The MoA-AD, the signing of which was aborted by a Supreme Court (SC) temporary restraining order, articulates a compromise deal with the MILF in which its historical ancestral domain claim is recognized by the government in principle but makes its actualization conditional. The implementation of this claim, along with the ownership of natural resources and the exercise of jurisdictional authority, will need to pass through the gauntlet of more contentious negotiations leading up to the Comprehensive Compact, plebiscite, and a constitutional amendment that will establish a federal system. More importantly, the agreement binds the MILF to honor private landholdings, corporate plantations, foreign investments particularly in energy resources, as well as the presence of foreign forces in Bangsamoro.
II. The Peace Process and U.S. Role
The critique that the U.S. had a hand in crafting the MoA appears to be not without basis. The agreement – the whole peace talks for that matter – is a by-product of a new peace formula whose underlying goal is to enhance the U.S.’ comprehensive security strategy in Mindanao and the whole Southeast Asian region. Among other instruments, the superpower’s security imperatives, i.e., economic, geo-political, and military objectives, are promoted through the now spurious “war on terrorism” defining the region as the second front. This post-9/11 declaration, backed by Arroyo, became the entry point for an indefinite forward deployment of U.S. forces and basing facilities particularly in southern Philippines.
With the USIP and other policy thinkers in Washington, however, this strategy has been reformulated to adopt what is described as the “political economy of security.” Basically, this new formula postulates that U.S. security imperatives are better advanced by transforming the Bangsamoro into a governable zone and a stable extension of global capitalism supported by international funds and investments in a post-conflict scenario. Mindanao, particularly the Bangsamoro homeland, holds the key to U.S. security goals in Southeast Asia and the MILF is seen as a major player for undercutting the influence of anti-American extremism particularly among the region’s Muslim populations.
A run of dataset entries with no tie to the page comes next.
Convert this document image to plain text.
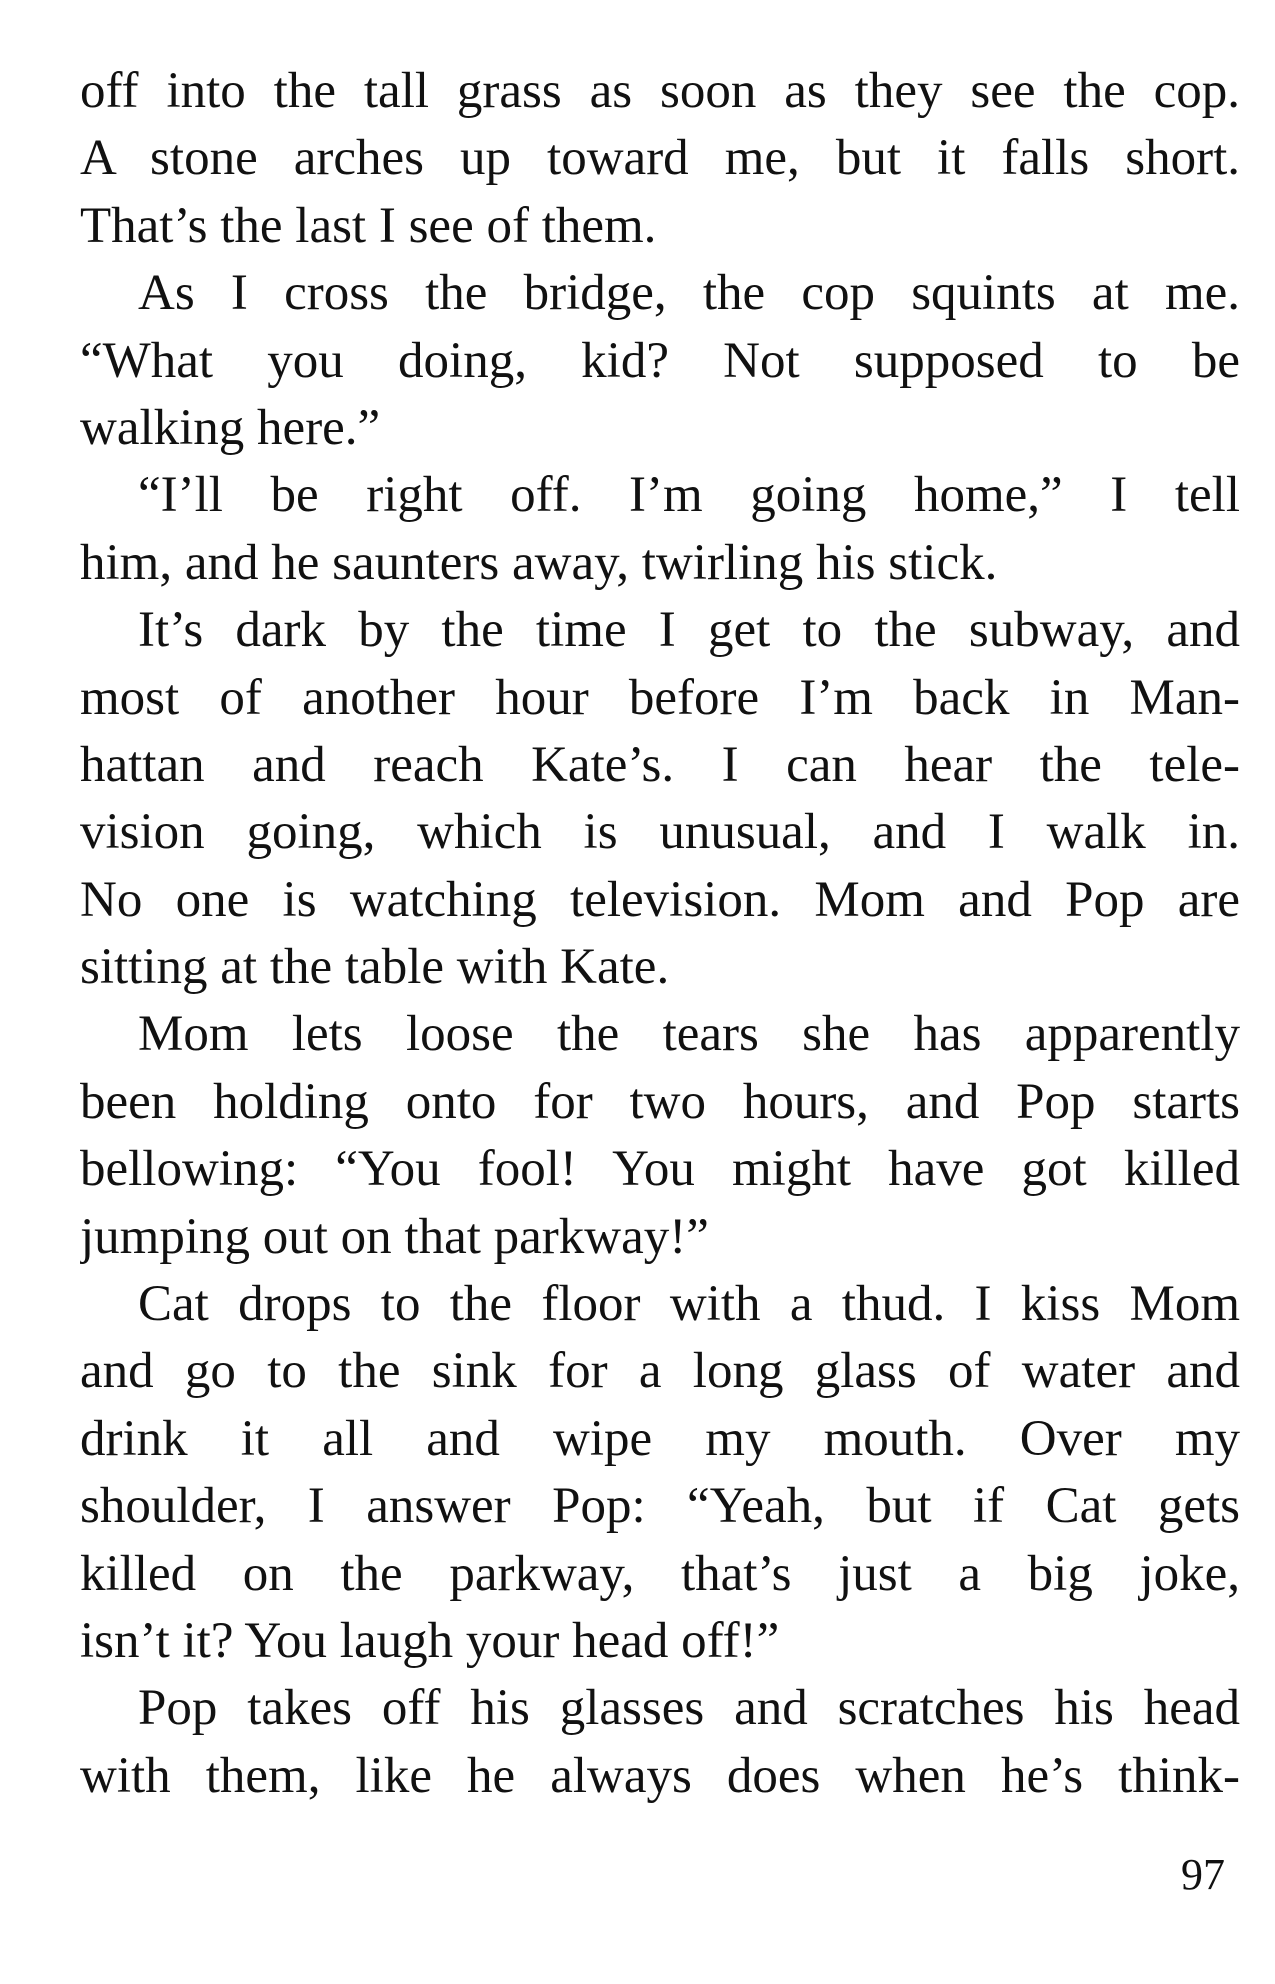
off into the tall grass as soon as they see the cop.
A stone arches up toward me, but it falls short.
That’s the last I see of them.
As I cross the bridge, the cop squints at me.
“What you doing, kid? Not supposed to be
walking here.”
“I’ll be right off. I’m going home,” I tell
him, and he saunters away, twirling his stick.
It’s dark by the time I get to the subway, and
most of another hour before I’m back in Man-
hattan and reach Kate’s. I can hear the tele-
vision going, which is unusual, and I walk in.
No one is watching television. Mom and Pop are
sitting at the table with Kate.
Mom lets loose the tears she has apparently
been holding onto for two hours, and Pop starts
bellowing: “You fool! You might have got killed
jumping out on that parkway!”
Cat drops to the floor with a thud. I kiss Mom
and go to the sink for a long glass of water and
drink it all and wipe my mouth. Over my
shoulder, I answer Pop: “Yeah, but if Cat gets
killed on the parkway, that’s just a big joke,
isn’t it? You laugh your head off!”
Pop takes off his glasses and scratches his head
with them, like he always does when he’s think-
97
The non-resolution of the Moro problem now will have far-reaching implications to U.S. security imperatives in the region in the future.
What this means is that, using the classic “carrot and stick” policy, U.S. special forces will continue to pin down the Abu Sayyaf Group and other alleged terrorist networks through surgical military strikes and expanded intelligence, but the politico-diplomatic approach will moderate the MILF by tying it down to a protracted peace process and cutting its ties to the ASG and extremist politics. As far as the U.S. is concerned, the push for the MILF’s abandonment of secessionism matched by the Arroyo regime’s dropping of its constitutional rigidity with the support of Malaysia and other countries is a positive step for moving the peace process forward.